To my ever-ending sadness, the kids never knew me as the "real" Irene/mom.
But there is one person left who does remember the "real" and "old" Irene. And what a blessing. Without her occasional throw-away remarks, I too would have forgotten the "old" me. I remember when "So You Think You Can Dance" first came on the air and my BFF said, off hand, "I look at the show and think, 'Irene could do that much better!'". Huh???
Or she'll mention my playing of the piano. Years later, when the kids took piano lessons, I decided to go on and continue piano lessons after a long time away from the piano. What a disaster and what a reality check! Fibro-brain had such trouble reading the music that I might as well have never learned it in the first place, but most of all, my fingers, which were always so strong, could barely press down on the keys to make any sound. Worse, at the time we didn't understand what was happening and I was simply disgusted with myself, my self-esteem lowering even further.
My voice, too, lost it's singing ability. The muscles are too weak. My daughter calls my smile for pictures "mom's fake smile," but doesn't realize that the muscles around my mouth are just too weak for a real one any longer.
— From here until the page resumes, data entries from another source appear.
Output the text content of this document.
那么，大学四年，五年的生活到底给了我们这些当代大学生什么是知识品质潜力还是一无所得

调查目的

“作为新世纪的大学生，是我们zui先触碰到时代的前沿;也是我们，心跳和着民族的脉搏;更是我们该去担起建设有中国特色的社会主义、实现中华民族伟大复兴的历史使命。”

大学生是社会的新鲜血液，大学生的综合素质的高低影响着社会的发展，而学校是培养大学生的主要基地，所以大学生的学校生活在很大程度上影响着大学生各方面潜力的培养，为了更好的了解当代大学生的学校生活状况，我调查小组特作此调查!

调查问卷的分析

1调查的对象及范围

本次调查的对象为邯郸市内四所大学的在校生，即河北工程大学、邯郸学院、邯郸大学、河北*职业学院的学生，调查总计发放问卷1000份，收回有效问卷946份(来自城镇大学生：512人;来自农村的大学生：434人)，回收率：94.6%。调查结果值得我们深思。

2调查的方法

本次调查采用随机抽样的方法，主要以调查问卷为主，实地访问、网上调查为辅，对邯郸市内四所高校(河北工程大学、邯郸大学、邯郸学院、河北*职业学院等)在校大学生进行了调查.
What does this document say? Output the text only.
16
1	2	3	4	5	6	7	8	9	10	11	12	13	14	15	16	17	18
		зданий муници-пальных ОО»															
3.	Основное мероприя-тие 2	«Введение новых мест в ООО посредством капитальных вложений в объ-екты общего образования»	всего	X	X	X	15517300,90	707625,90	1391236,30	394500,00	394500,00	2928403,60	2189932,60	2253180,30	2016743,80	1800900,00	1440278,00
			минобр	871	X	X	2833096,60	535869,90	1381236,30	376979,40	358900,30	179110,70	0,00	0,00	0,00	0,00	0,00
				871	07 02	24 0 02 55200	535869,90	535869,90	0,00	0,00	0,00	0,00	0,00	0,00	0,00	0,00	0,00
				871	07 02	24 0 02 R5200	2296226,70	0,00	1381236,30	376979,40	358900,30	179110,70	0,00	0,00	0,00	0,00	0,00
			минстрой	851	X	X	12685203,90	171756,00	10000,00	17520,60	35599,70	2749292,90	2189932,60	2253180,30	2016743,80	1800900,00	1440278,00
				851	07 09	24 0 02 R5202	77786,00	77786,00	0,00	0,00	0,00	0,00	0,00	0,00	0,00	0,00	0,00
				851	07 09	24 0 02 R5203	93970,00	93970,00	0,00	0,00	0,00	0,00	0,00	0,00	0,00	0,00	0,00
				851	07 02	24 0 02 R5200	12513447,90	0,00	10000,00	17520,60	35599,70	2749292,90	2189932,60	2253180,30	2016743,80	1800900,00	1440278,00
This disease is wicked and cruel. It puts you in the worst place in terms of health. It robs you of your glow, your essence, your life as you knew it. In some cases, it robs you of almost every happiness you ever knew, enjoyed or felt. Yet, ever so cruelly, it "appears" to make you look healthy - and I say "appears" because it does make us look weird or a bit "off" to the world. Good grief. I can spot a CFIDS/ME/fibro person anywhere I go! To me, the signs are so obvious. I only wonder, why aren't they obvious to healers?
So, VL, I'm thrilled that you were able to go to see your mom's favorite singer of all time, and know you felt badly for me. And I loved that when Sir Elton sang "My Song" every fiber in your being wanted to hold up your cell phone so I could hear it live, only not doing so because you knew I wouldn't be able to really hear it. And Linda, thanks for all the little casual reminders you unknowingly and innocently throw out every once in a while to remind me of who I really am, underneath this wretched illness.
In the end, I know that I'm blessed and I know I have a life I never even dared to dream of as a child. I know that no one's life is perfect, despite all appearances. Everyone of us has burdens we carry. It's just that some of us have bigger ones or some of us have more invisible ones. But no one gets out of life unscathed.
However, that doesn't stop me from wishing that I'd had a handle on this illness in the early years - or a diagnosis for that matter. Had we known some of what we know now, perhaps there would have been a chance that I'd be able to go to our local supermarket or mall more often than about once every five years. And maybe when Sir Elton came to our litte town, I'd have had the energy to see him and hear him sing my very favorite songs live.
As always, I hope all are feeling their best, only better. Ciao and paka!